Братья почтительно выслушали наставления отца. Половину заработка присылать домой трудно — это они знали. Какие еще будут там, на Дону, заработки — неведомо! Заикнулся было на этот счет старший сын, Герасим. Но старик так прикрикнул на него, что Фома и Иван не решились поддержать брата.
— Скажу в волости — пачпартов не станут выправлять, вот и вся недолга. Тогда по этапу домой обратно пригонют, — пригрозил старик. — Я вам покажу, чертово семя, как отца не слушаться!
Покорное молчание сыновей смягчило его. Наставительно, но все еще сердито он добавил:
— А жениться домой приезжайте. Сам женить буду. На тутошних женю!
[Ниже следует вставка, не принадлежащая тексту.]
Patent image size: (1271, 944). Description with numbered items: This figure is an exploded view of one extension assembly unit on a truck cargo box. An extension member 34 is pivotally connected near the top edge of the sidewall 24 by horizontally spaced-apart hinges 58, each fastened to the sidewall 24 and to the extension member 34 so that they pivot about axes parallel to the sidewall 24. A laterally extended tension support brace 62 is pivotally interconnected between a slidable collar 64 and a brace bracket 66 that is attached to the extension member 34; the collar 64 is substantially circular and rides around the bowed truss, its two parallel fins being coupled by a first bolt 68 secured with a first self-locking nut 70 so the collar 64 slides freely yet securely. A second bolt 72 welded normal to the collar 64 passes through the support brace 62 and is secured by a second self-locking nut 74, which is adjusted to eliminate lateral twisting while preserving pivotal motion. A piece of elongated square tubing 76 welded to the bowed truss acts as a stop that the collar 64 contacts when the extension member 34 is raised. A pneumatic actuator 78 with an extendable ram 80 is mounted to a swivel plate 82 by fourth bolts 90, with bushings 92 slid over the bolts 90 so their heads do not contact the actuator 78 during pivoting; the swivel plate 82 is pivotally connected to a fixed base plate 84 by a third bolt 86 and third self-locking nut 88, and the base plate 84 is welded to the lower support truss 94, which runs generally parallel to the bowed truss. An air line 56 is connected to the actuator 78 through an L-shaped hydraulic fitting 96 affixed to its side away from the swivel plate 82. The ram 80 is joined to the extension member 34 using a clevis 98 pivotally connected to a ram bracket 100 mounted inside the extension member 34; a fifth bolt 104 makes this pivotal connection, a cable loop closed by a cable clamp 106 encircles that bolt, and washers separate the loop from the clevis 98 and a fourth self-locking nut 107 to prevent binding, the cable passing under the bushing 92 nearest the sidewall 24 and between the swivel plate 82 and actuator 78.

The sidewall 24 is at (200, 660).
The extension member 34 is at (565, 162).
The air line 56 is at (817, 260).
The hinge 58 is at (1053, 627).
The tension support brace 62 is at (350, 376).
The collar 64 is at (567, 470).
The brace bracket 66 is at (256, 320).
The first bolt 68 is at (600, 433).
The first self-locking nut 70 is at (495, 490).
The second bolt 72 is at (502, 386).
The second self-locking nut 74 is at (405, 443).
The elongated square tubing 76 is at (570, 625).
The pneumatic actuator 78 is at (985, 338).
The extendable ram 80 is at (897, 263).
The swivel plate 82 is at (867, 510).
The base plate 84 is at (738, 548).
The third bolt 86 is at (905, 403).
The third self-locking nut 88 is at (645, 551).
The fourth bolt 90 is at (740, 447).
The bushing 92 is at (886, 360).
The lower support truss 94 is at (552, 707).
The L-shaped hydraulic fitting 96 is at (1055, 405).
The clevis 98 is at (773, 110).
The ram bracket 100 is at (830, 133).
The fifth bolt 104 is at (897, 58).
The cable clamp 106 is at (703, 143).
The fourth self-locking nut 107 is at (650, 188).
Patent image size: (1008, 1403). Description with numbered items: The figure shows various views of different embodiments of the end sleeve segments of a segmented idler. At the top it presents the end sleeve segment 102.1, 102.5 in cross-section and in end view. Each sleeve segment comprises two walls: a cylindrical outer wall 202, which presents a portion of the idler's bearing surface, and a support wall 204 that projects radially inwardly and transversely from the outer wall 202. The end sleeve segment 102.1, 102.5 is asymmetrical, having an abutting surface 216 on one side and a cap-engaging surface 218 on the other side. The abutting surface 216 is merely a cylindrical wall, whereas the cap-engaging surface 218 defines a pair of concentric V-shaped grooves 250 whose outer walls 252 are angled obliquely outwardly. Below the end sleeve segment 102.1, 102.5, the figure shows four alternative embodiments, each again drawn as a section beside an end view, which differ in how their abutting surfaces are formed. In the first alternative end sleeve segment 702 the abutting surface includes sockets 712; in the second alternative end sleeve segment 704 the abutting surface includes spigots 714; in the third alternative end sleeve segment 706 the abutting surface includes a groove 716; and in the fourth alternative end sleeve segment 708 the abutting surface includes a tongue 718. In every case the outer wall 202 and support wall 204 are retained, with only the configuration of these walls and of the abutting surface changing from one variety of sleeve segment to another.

Чтоб от корня своего не отрывались.
И, ткнувшись колючей, прогорклой от табака бородой в лица сыновей, старик махнул рукой:
— Ну, с богом!
Когда скрылась за лесной опушкой серая, одного цвета с землей деревушка с деревянной колокольней, братьям полегчало, словно из тюрьмы освободились.
Были они молодые, крепкие, дальний путь их не пугал. В подкладках зипунов была зашита у каждого смятая красненькая[1] на черный день, в карманах позвякивали истертые пятаки на дорожные расходы. Братья путешествовали пешком, по шпалам, и только иногда пролета два-три проезжали «зайцами» на товарных поездах. Иной раз на станциях просили у дорожных мастеров временной работы — сбивали снеговые щиты, очищали пути от снега и, переночевав в ремонтных казармах, снова пускались в дорогу.